L’ouvrage de Mona Chollet s’ouvre sur une longue introduction particulièrement intéressante dans laquelle elle évoque d’abord sa fascination enfantine pour des figures de sorcières. Si elle commence par parler des sorcières de la culture populaire de son enfance, c’est pour rappeler qu’avant d’être un stimulant pour l’imaginaire, « le mot ‘sorcière’ avait été la pire marque d’infamie » (p. 13). Les pages qui suivent sont passionnantes, parfois difficiles, et abordent l’histoire des femmes accusées de sorcellerie, à la Renaissance surtout, et celle des grandes chasses aux sorcières, qui comme le rappelle Mona Chollet, ont surtout été une guerre contre les femmes.

Depuis la fin des années 1960, les féministes se sont réapproprié la figure de la sorcière, et ce, parfois, dans une totale ignorance de l’histoire des sorcières. D’ailleurs, «en s’emparant de l’histoire des femmes accusées de sorcellerie, les féministes occidentales ont à la fois perpétué leur subversion […] et revendiqué, par défi, la puissance terrifiante que leur prêtaient les juges » (p.23). Depuis, la sorcière est un concept devenu rentable, et c’est peut-être d’ailleurs pour cela que ce n’est pas elle qui est au cœur de l’ouvrage de Mona Chollet. Il s’agit plutôt « d’explorer la postérité des sorcières. »

Pas de rituels ni de formules magiques et encore moins de chapeaux pointus dans cet ouvrage. Les héritières des sorcières sont ici les femmes indépendantes, celles qui font le choix du célibat, celles qui ne veulent pas d’enfants et les vieilles femmes. Quant au dernier chapitre, il n’est pas directement consacré à l’un de ces avatars modernes de la sorcière d’antan : il s’agit plutôt d’une réflexion sur ce que l’autrice appelle, reprenant les mots de Susan Bordo, un « modèle de connaissance hypermasculinisé » qui a contribué à asservir les femmes.

Un parcours intellectuel et culturel

Si le choix qui est fait de ne pas s’intéresser aux sorcières au sens littéral du terme peut surprendre, l’un des atouts majeurs de ce livre est d’entraîner les lecteurs.trices dans un cheminement intellectuel nourri de nombreuses références culturelles. Comme elle l’annonce dans son introduction, Mona Chollet s’appuie sur les « sorcières modernes, dont la force et la perspicacité [l’] aiguillonnent [… l’] aidant à conjurer les foudres du patriarcat et à slalomer entre ses injonctions. » (p.38).

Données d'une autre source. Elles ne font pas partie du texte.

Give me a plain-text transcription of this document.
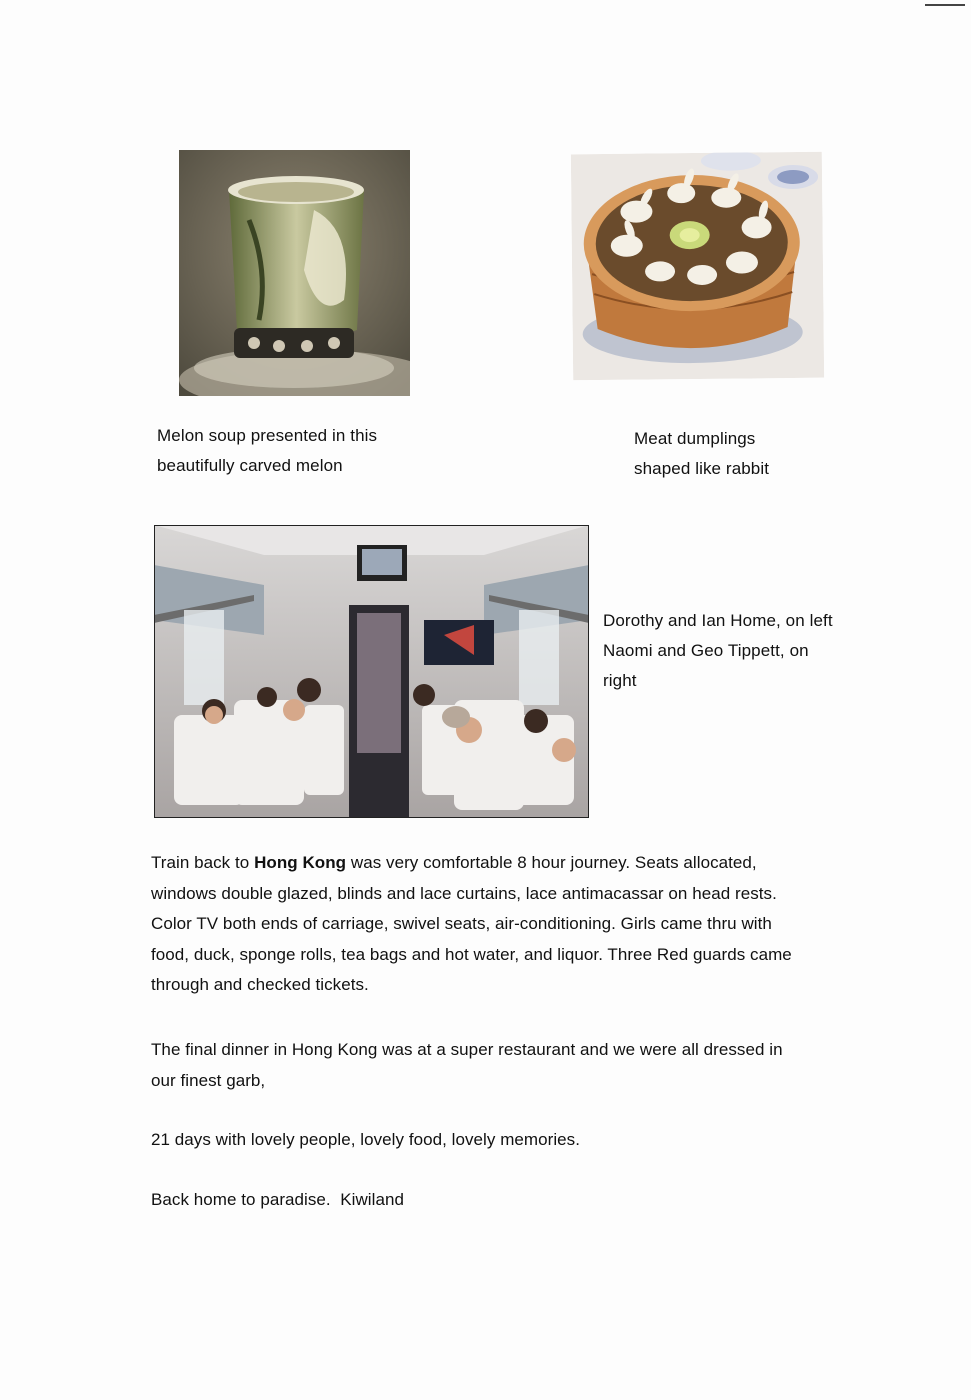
Melon soup presented in this
beautifully carved melon
Meat dumplings
shaped like rabbit
Dorothy and Ian Home, on left
Naomi and Geo Tippett, on
right
Train back to Hong Kong was very comfortable 8 hour journey. Seats allocated,
windows double glazed, blinds and lace curtains, lace antimacassar on head rests.
Color TV both ends of carriage, swivel seats, air-conditioning. Girls came thru with
food, duck, sponge rolls, tea bags and hot water, and liquor. Three Red guards came
through and checked tickets.
The final dinner in Hong Kong was at a super restaurant and we were all dressed in
our finest garb,
21 days with lovely people, lovely food, lovely memories.
Back home to paradise.  Kiwiland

Et pour cause, l’ouvrage est particulièrement bien documenté et il est très agréable de parcourir l’histoire des luttes féministes (occidentales surtout…) en compagnie de Mona Chollet. Ainsi, la réflexion sur le célibat des femmes, ou plutôt sur leur refus de se marier, fait la part belle aux analyses de l’Américaine Gloria Steinem, mais est aussi l’occasion de plonger dans une fine analyse du roman Le Complexe d’Icare d’Erica Jong publié en 1973, parmi tant d’autres titres évoqués. Les références plus actuelles ne sont pas en reste, Mona Chollet cite Blanche Gardin ou Nadia Daam lorsqu’elle évoque le cliché de la vieille fille entourée de chats. La sorcière « historique » n’est jamais loin puisque, par exemple, le chapitre consacré au « désir de stérilité » rappelle que c’est à l’époque des chasses aux sorcières que le pouvoir politique a commencé à être obsédé par la contraception, l’avortement et l’infanticide. Le chapitre s’ouvre sur l’exemple de Beloved de Toni Morisson et surtout sur celui de Moi, Tituba, sorcière de Maryse Condé, un roman consacré à l’histoire de Tituba, l’esclave qui fit partie des accusées dans l’affaire des sorcières de Salem. Si ce chapitre est si intéressant, c’est qu’il rappelle l’absence de réflexion sur le non-désir d’enfant, présentée ici comme une forme de paresse intellectuelle au motif que le sujet relèverait de l’« instinct ».  L’une des forces de l’essai de Mona Chollet est bien de plonger les lecteurs.trices dans un ensemble de références culturelles tout en balayant de façon très large les grands thèmes féministes.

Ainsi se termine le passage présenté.